Already a controversial figure in Indian cinema after Arjun Reddy, Sandeep Reddy Vanga takes no prisoners in Animal. The discussion of depiction versus endorsement is fertile ground for discussion within his small but powerful oeuvre, and it’s one that I still find myself navigating. There is no way that Ranbir Kapoor’s character in Animal is supposed to be a sympathetic character any more than Vijay Devarakonda’s was in Arjun Reddy, but their existence on cinema screens demands examination. The issue at play is that there is no answer to these men. There is no examination of why they are what they are, we are simply expected to accept that they exist either enjoy the chaos or love to hate them.

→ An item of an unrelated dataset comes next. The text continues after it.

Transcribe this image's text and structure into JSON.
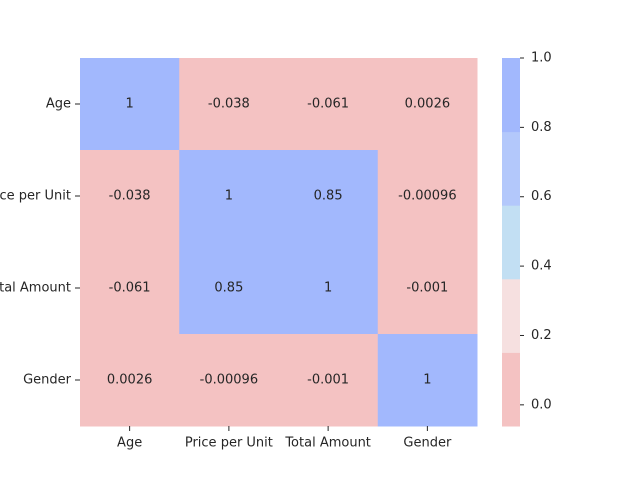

As a piece of over-the-top uber-hyperbolic masala cinema, it’s difficult to argue that Animal doesn’t on the promise of the premise, but it’s also tough because it feels like Reddy was going for more this time. Animal is one of the bloodiest films I’ve ever seen, with guns, knives, machetes, bombs, and every conceivable manner of destructive device in play at all times. There’s something to admire in its audacity if nothing else. But the idea that it is attempting to examine this character falls more than a little flat in the execution, especially for those who aren’t terribly familiar with the tropes involved, the actors, the history of the filmmaker and the controversy around him, and all manner of intricacies of Pan-Indian cinema.

For a film that intentionally evokes the spirit of Hitler in its hero, this reviewer is shockingly torn in his assessment of the film as a whole. For fans of violent action, there are numerous extended sequences of carnage that are well worth your time, but will you cheer for the eventual victor? I honestly hope not.

Animal gives us no happy ending, no lessons learned, just the promise of more of the same, perhaps even less tethered to the unfulfilled promise of redemption. It’s a conundrum, a film that tempts the viewer with the promise of a realization, a hope for a better future, which is repeatedly dashed in favor of more unfettered, unanswered bloodshed.

I honestly don’t know what to say. If this examination of a film that refuses to examine itself is appealing, have at it. But be warned, Animal is a rough one, and not for the faint of heart.